As long as the value of crypto is increasing, so will your crypto, no matter where you store it.
Your money doesn’t grow in a crypto wallet just by holding it.
Cryptocurrency is a volatile asset, and its value can fluctuate significantly in a short amount of time. This will depend rather on the market instead of your storage solution. However, holding your cryptocurrency in a wallet can provide other benefits.
For instance, some wallets allow you to earn interest in your holdings by participating in staking or lending programs.
What Are the Dangers of Crypto Wallets?
One of the major dangers of crypto wallets is the risk of being hacked.
If someone gains access to your wallet’s private key, they can steal your cryptocurrency.
Another danger is losing access to your wallet if you forget your password or lose your recovery phrase. Some wallets are not legitimate and may steal your cryptocurrency. It’s important to do research and only use trusted wallet providers.
Finally, there is the risk of human error, such as sending cryptocurrency to the wrong address, which can cause permanent loss of funds. It’s important to take precautions and be aware of the risks involved in holding and using cryptocurrency wallets.
Conclusion: How Long Does a Crypto Wallet Last
How long crypto wallets last will depend on the type of wallet you choose, but we can state the lifespan from about 10 to 30 years.

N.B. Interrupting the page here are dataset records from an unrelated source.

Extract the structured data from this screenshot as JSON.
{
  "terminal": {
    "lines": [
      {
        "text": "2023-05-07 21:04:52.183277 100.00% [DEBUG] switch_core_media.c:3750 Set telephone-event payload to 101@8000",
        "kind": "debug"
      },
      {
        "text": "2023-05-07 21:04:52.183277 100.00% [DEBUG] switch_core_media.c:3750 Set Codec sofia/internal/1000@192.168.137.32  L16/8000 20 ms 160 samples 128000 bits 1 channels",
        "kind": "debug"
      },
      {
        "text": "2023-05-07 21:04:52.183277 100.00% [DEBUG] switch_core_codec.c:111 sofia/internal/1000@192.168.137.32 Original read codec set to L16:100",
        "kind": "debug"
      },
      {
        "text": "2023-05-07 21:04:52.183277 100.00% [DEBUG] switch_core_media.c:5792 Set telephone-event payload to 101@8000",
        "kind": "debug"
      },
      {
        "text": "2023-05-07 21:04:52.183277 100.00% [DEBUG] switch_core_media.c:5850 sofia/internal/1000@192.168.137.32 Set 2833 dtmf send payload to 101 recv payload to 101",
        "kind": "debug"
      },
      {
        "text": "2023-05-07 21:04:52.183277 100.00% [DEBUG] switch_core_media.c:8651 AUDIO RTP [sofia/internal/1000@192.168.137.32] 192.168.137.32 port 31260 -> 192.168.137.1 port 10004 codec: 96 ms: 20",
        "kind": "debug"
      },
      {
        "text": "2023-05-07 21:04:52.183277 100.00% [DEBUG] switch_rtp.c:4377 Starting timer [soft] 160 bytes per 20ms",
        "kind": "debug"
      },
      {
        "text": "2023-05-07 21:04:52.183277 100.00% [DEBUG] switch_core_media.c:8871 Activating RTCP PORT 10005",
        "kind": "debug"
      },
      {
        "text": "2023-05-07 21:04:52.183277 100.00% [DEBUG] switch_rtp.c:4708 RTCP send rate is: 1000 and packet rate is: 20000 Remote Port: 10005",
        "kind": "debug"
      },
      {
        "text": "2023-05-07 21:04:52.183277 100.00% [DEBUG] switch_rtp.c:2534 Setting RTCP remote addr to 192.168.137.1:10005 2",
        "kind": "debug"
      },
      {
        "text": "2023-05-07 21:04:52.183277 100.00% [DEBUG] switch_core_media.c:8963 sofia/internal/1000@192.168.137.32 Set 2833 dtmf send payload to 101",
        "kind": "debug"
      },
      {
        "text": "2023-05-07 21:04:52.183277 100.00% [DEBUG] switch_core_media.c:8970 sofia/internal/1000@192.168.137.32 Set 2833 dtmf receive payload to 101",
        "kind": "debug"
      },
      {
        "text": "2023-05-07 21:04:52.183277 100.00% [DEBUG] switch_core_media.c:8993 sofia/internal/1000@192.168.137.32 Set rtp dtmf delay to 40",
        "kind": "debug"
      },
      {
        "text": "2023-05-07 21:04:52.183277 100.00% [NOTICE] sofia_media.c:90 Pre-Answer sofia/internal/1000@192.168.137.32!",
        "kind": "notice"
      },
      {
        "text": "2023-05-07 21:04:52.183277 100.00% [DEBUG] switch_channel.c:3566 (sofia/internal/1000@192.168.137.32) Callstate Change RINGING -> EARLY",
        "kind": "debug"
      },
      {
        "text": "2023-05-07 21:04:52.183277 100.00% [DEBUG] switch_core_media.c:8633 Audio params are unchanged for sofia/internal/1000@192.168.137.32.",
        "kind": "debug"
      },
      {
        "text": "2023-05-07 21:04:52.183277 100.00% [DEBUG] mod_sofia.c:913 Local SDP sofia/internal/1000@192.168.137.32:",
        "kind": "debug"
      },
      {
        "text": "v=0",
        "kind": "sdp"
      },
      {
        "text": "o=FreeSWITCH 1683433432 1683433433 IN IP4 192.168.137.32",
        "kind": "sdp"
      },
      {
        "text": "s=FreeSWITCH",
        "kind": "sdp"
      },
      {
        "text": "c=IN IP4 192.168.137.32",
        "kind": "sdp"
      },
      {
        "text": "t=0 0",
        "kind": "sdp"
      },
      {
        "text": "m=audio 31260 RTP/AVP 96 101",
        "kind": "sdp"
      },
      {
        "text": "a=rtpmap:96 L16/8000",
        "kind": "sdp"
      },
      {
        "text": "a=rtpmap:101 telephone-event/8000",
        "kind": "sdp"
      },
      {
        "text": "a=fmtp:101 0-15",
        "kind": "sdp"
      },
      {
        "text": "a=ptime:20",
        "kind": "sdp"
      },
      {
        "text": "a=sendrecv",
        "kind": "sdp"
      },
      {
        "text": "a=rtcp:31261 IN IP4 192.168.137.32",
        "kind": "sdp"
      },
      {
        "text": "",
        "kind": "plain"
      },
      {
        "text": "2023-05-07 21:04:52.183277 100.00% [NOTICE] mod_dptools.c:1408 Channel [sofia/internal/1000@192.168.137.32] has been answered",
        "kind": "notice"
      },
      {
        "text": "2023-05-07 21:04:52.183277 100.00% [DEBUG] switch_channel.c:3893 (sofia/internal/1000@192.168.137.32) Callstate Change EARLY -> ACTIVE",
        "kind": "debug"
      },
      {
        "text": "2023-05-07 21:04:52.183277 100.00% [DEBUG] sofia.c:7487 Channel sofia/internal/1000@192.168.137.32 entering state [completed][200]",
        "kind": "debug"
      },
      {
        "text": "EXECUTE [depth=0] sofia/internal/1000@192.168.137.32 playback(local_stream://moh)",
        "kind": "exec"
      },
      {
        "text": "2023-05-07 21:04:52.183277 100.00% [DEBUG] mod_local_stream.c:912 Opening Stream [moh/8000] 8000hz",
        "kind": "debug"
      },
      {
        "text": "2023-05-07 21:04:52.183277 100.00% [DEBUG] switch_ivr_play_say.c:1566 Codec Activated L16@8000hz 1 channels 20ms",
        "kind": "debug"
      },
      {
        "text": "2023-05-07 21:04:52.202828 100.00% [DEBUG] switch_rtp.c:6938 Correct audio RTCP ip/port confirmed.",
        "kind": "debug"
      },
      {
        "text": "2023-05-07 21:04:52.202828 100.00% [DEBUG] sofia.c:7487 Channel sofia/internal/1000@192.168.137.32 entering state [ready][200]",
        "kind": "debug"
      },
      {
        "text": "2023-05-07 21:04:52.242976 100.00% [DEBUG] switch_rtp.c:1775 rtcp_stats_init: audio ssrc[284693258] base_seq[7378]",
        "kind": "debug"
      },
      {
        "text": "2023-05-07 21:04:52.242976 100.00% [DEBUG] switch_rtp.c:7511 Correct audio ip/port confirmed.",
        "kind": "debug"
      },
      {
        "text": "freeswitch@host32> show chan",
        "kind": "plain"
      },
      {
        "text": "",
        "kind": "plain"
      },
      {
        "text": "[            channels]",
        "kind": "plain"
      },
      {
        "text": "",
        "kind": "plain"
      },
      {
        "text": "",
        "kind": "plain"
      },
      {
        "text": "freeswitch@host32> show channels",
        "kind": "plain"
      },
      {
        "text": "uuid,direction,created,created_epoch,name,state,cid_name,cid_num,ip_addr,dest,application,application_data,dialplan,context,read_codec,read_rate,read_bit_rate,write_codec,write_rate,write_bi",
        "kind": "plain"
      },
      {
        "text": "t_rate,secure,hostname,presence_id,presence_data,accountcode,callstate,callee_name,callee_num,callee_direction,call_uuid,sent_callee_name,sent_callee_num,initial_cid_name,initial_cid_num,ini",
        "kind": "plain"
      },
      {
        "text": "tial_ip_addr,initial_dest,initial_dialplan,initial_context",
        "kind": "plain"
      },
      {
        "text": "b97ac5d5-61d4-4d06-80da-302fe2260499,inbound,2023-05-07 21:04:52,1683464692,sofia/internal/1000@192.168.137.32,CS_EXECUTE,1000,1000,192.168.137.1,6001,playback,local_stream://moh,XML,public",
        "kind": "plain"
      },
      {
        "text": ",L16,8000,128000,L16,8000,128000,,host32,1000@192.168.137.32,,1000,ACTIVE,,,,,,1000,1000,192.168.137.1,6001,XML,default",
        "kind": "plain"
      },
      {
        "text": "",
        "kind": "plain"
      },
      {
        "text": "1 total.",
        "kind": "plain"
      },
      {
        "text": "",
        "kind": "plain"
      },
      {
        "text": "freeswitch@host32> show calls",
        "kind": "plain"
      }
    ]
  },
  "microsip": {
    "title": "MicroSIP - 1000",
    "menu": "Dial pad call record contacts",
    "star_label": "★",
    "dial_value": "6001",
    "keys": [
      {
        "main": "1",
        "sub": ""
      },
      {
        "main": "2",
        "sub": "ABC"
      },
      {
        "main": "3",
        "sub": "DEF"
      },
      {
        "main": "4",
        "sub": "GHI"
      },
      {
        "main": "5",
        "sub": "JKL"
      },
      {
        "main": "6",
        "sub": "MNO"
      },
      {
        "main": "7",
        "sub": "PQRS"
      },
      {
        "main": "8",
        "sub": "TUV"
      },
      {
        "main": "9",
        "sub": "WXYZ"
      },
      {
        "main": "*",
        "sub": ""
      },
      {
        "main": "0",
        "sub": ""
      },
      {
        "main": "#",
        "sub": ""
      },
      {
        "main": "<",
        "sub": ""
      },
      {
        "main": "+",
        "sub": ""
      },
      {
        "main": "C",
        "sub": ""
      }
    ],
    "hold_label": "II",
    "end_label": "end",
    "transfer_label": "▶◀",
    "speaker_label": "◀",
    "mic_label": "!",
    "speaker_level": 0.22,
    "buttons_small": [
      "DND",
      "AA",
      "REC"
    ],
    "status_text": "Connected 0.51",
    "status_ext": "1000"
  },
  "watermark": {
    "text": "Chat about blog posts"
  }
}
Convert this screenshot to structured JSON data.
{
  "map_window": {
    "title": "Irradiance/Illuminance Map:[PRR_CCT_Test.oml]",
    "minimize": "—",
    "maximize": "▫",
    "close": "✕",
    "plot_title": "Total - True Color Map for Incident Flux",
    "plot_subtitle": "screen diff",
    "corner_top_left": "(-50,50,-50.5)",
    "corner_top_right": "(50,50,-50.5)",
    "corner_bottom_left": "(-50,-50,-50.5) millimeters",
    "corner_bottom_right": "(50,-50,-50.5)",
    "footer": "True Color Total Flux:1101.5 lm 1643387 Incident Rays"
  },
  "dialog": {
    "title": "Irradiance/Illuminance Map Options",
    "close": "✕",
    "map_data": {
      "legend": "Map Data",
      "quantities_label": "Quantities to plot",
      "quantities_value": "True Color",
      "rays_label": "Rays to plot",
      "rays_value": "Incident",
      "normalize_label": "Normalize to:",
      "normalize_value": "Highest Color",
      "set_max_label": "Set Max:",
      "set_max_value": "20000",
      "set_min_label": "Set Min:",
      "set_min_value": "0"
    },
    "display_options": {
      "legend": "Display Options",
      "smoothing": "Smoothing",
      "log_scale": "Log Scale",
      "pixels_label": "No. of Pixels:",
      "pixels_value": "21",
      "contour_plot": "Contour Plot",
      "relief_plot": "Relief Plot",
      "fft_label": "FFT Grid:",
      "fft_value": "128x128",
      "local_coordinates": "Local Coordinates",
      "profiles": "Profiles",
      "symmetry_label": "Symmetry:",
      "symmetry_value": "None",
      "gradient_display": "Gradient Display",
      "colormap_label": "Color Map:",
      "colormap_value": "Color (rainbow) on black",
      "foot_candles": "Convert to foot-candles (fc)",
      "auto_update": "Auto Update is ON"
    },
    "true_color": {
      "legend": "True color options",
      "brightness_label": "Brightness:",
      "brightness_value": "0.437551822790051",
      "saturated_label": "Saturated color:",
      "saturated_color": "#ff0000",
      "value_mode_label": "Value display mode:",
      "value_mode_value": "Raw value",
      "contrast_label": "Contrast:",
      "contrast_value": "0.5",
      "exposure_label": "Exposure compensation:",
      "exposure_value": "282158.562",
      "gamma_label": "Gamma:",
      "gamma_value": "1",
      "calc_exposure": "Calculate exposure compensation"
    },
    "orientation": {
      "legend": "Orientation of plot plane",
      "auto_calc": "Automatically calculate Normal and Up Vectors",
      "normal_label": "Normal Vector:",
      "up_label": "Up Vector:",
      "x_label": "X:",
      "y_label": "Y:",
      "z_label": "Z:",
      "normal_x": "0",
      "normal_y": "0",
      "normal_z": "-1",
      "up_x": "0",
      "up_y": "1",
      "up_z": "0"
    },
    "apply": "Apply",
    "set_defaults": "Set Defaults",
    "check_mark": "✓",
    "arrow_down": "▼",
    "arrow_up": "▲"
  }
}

The lifespan of software wallets will depend on how long they will be supported and hardware wallets will depend on how long the inbuilt chips will function.
Cryptocurrencies like Bitcoin have become an increasingly popular investment, and it’s important to store them safely to protect your investment.
You can choose between different ways to store your crypto, including online wallets, hardware wallets, and cold storage, each with their pros and cons. It will depend on your preference and the amount of crypto assets you hold.
It’s essential to weigh the risks and benefits and choose the most suitable option to hold your coins securely. Inform yourself diligently and you will make your best decision.